Menguak Klaim Berakhirnya SK Kepengurusan PDI-P Agustus 2024: Mengapa Gugatan Hukum Kembali Mencuat?

Dipublikasikan 26 Juni 2025 oleh admin
Sosial Politik

Dalam lanskap politik Indonesia yang dinamis, setiap langkah dan keputusan partai politik besar kerap menjadi sorotan publik. Belakangan ini, perhatian tertuju pada Partai Demokrasi Indonesia Perjuangan (PDI-P) seiring dengan mencuatnya kembali gugatan hukum terhadap Surat Keputusan (SK) Kementerian Hukum dan Hak Asasi Manusia (Kemenkumham) Republik Indonesia. Gugatan ini secara spesifik mempersoalkan perpanjangan masa bakti kepengurusan Dewan Pimpinan Pusat (DPP) PDI-P, dengan klaim bahwa masa kepengurusan seharusnya telah berakhir pada Agustus 2024. Perkara ini tak hanya menarik dari sisi hukum tata negara, tetapi juga mengundang pertanyaan seputar interpretasi Anggaran Dasar dan Anggaran Rumah Tangga (AD/ART) partai, serta implikasi politis yang mungkin timbul.
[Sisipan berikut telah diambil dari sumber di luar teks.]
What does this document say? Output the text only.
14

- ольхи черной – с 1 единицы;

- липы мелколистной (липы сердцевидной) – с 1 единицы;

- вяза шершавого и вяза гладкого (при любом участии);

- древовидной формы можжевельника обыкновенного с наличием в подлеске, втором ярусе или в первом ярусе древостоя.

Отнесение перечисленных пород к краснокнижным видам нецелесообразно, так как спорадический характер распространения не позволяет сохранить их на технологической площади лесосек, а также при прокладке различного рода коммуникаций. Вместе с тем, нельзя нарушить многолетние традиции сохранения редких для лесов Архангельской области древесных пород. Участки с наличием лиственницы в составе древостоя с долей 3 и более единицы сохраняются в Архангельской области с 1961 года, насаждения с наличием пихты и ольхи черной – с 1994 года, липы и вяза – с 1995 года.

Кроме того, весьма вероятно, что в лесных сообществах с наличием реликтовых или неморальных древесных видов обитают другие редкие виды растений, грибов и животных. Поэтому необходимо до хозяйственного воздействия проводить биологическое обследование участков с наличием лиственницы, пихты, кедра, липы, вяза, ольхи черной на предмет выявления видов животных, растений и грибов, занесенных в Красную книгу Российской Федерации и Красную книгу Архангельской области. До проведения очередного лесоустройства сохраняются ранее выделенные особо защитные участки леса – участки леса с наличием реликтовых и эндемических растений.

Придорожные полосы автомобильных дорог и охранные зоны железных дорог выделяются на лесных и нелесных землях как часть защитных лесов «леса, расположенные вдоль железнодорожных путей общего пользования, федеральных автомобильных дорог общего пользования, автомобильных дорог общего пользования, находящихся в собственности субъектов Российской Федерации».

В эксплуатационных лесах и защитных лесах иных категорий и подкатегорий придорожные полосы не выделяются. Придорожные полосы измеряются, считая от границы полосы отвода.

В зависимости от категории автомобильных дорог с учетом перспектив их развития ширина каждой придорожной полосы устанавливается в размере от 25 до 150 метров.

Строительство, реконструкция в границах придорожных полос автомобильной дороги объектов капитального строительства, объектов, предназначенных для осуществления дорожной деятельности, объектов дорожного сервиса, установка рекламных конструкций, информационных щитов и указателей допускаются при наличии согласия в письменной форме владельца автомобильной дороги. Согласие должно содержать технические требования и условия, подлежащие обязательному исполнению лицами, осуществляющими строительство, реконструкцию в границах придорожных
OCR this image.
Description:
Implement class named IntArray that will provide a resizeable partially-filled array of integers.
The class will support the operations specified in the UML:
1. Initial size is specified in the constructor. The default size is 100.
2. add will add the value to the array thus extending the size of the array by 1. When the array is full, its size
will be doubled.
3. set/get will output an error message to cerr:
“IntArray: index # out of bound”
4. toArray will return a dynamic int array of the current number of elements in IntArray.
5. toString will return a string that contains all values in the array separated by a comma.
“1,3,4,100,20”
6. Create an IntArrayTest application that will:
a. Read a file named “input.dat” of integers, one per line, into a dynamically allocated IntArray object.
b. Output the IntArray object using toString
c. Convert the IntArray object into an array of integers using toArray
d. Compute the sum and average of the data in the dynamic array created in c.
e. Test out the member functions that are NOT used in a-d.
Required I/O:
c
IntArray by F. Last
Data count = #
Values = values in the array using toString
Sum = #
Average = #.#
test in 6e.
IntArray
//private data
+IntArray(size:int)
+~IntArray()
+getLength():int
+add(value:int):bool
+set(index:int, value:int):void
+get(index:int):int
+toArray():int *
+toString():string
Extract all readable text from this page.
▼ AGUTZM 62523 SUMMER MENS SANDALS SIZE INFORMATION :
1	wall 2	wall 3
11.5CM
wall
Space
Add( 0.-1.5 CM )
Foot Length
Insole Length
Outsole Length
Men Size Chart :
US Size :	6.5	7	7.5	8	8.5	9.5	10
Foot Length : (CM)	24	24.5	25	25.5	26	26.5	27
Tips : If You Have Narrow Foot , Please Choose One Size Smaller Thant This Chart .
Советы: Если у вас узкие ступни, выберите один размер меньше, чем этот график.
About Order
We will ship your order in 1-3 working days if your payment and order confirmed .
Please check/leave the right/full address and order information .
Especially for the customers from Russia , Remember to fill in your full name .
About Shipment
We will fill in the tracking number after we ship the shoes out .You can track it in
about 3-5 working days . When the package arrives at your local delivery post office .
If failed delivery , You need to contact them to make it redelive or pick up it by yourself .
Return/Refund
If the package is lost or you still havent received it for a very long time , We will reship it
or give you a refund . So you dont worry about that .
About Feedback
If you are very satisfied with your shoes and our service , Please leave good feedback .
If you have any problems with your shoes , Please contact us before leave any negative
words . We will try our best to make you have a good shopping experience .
Artikel ini akan mengupas tuntas duduk perkara di balik gugatan sk kepengurusan PDI-P digugat, kepengurusan diklaim berakhir Agustus 2024, menawarkan perspektif mendalam yang mudah dicerna oleh khalayak umum.

Menguak Klaim Berakhirnya SK Kepengurusan PDI-P Agustus 2024: Mengapa Gugatan Hukum Kembali Mencuat?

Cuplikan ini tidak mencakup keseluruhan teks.